If we wanted to construct a (multi-linear) function from 2 vectors to a scalar, as we seem to want when taking the dot product of 2 vectors, we’d need a (0, 2)-tensor. Recall, that an (n, m)-tensor is a multi-linear function from m vectors and n covectors to a scalar.

That’s actually correct, and the (0, 2)-tensor that we want is called the metric tensor. To see why, let’s change our basis from the standard orthonormal basis to something else.

Let’s use a new basis of \(\vv{e_1} = [4, 4]\) and \(\vv{e_2} = [-1, 0]\). What are the coordinates of the vector \(\vv{v}\) in the new basis? It looks like \([1, 1]\) will do the trick. How convenient.

Ok, so what’s the length of \(\vv{v}\) now? It’s the same! The length of a vector does not depend on the coordinate system.

Right, right, what I meant was, how do we compute the length of the vector now? Dot product right?

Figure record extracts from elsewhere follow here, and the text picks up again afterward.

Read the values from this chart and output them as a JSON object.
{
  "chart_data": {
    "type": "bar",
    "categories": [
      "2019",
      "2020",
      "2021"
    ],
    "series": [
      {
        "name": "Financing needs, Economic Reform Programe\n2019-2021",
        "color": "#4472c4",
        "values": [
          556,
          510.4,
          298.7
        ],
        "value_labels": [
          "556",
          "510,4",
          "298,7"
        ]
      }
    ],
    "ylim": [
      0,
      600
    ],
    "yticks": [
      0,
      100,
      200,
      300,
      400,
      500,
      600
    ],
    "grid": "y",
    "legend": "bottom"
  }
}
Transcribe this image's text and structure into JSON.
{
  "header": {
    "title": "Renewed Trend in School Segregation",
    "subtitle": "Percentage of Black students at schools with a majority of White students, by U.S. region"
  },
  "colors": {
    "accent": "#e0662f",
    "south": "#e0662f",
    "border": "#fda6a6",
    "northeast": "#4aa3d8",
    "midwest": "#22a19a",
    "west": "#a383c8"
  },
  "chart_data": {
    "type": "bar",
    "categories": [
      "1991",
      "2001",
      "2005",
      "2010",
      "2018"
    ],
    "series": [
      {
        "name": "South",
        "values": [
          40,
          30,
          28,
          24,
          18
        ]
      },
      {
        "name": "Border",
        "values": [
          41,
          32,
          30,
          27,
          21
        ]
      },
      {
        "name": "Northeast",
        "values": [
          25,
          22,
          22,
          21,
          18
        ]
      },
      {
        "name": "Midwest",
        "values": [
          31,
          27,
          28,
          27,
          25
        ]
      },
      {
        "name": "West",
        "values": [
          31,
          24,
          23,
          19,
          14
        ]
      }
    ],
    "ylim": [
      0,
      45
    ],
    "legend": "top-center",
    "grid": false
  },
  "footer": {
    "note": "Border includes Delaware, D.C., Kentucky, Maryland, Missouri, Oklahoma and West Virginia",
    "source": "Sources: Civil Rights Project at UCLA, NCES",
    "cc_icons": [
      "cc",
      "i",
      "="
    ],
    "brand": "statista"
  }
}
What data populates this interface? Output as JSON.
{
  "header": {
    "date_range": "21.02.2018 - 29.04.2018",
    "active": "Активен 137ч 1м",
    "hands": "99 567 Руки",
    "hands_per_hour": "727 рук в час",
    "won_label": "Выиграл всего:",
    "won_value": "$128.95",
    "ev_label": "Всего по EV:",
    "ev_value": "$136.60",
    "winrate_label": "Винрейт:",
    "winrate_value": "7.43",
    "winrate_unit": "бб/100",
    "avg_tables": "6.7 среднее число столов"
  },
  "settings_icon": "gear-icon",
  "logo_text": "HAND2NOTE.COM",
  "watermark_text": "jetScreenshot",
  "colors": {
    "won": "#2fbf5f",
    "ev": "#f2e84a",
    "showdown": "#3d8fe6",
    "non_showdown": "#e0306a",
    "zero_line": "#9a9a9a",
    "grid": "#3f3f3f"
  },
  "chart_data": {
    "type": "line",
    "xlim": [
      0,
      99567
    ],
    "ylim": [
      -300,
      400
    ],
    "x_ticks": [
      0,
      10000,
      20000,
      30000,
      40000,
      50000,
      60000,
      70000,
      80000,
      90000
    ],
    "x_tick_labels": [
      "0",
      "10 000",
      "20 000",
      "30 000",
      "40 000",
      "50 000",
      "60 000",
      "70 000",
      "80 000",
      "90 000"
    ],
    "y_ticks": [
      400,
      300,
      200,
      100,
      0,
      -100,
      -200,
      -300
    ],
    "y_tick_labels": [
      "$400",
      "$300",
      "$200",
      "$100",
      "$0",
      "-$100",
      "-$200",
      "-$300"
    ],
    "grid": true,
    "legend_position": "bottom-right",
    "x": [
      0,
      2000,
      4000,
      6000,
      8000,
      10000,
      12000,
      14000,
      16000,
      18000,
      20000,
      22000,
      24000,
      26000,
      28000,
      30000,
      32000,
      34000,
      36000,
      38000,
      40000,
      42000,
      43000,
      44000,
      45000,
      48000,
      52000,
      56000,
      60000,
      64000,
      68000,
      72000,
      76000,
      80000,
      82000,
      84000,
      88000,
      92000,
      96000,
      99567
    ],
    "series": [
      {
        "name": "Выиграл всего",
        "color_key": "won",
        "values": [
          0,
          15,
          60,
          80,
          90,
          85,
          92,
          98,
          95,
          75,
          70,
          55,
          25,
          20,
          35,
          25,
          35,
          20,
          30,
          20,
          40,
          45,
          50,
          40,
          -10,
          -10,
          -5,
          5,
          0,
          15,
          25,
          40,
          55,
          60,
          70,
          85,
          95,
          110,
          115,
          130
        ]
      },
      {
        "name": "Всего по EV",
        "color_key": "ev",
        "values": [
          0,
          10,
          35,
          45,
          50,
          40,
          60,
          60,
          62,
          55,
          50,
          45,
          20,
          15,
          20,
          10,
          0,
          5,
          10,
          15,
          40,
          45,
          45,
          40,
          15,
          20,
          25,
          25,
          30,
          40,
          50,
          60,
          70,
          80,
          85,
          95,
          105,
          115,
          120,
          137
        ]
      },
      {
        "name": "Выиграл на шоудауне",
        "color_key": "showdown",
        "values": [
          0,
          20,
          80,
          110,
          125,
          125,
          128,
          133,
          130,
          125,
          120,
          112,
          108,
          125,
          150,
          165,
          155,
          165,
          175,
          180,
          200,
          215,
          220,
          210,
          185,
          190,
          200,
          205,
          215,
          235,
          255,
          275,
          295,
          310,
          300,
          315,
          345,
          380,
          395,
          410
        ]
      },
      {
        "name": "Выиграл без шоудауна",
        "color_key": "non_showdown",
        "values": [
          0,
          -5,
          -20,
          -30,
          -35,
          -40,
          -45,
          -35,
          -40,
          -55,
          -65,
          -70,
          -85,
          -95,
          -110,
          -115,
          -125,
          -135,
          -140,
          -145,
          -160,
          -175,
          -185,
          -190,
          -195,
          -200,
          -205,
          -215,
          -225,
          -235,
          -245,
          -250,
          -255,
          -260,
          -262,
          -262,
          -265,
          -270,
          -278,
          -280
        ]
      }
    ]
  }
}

\[\vec{1}{1} \cdot \vec{1}{1} = 1 \cdot 1 + 1 \cdot 1 = 2\]

Uh… that’s not right. No, of course that doesn’t work. The length of the vector has to depend on the length of the basis vectors. What I meant was to first scale each coordinate by the length of the appropriate basis vector before doing the multiplication. Something like this:

\[\vec{1}{1} \cdot \vec{1}{1} = (1 \cdot \norm{\vv{e_1}}) \cdot (1 \cdot \norm{\vv{e_1}}) + (1 \cdot \norm{\vv{e_2}}) \cdot (1 \cdot \norm{\vv{e_2}}) = 1 \cdot 32 + 1 \cdot 1 = 33\]

Hmm, yea not that either. I guess I’m still trying to use the Pythagorean theorem, but my triangle is not a right triangle anymore. I’m making a triangle with one basis vector \(\vv{e_1} = [4, 4]\) and one basis vector \(\vv{e_2} = [-1, 0]\), but those vectors aren’t orthogonal.

All this would be much more clear with a picture:

So maybe law of cosines? \(c^2 = a^2 + b^2 - 2ab\cos{C}\)? Actually yes, that’s exactly right, but let me show you another way.

Like I said before, what we want is called the metric tensor.

\[[[ {\vv{e_1}\cdot\vv{e_1}}, {\vv{e_2}\cdot\vv{e_1}} ], [ {\vv{e_1}\cdot\vv{e_2}}, {\vv{e_2}\cdot\vv{e_2}} ]]\]

I wrote it out that way, as a row of row-vectors, on purpose. The metric tensor is a (0, 2)-tensor, meaning it’s a function from two vectors to a scalar, and a row of row vectors has the right dimensionality for that multiplication. Let’s try it out with our new basis:

\[\begin{align*} \vv{e_1} \cdot \vv{e_1} &= 32 \\ \vv{e_1} \cdot \vv{e_2} &= -4 \\ \vv{e_2} \cdot \vv{e_2} &= 1 \\ \end{align*}\]

So, our metric tensor is:

\[[[32, -4], [-4, 1]]\]

Let’s multiply it by our vector \(v = [1, 1]\):

\[[[32 -4], [-4, 1]] \vec{1}{1} = [28, -3]\]

And again?

\[[28, -3] \vec{1}{1} = 25\]

It works! So, why haven’t we ever heard of this thing before? Well, let’s write out the metric tensor in the standard, orthonormal basis:

\[\begin{align*} \vv{b_1} &= [1, 0] \\ \vv{b_2} &= [0, 1] \\ \vv{b_1} \cdot \vv{b_1} &= 1 \\ \vv{b_1} \cdot \vv{b_2} &= 0 \\ \vv{b_2} \cdot \vv{b_2} &= 1 \\ \end{align*}\]

So, the metric tensor, in an orthonormal basis, is the identity function:

\[[[1, 0], [0, 1]]\]

which is why ignoring it, and treating vectors and covectors interchangeably, is usually fine.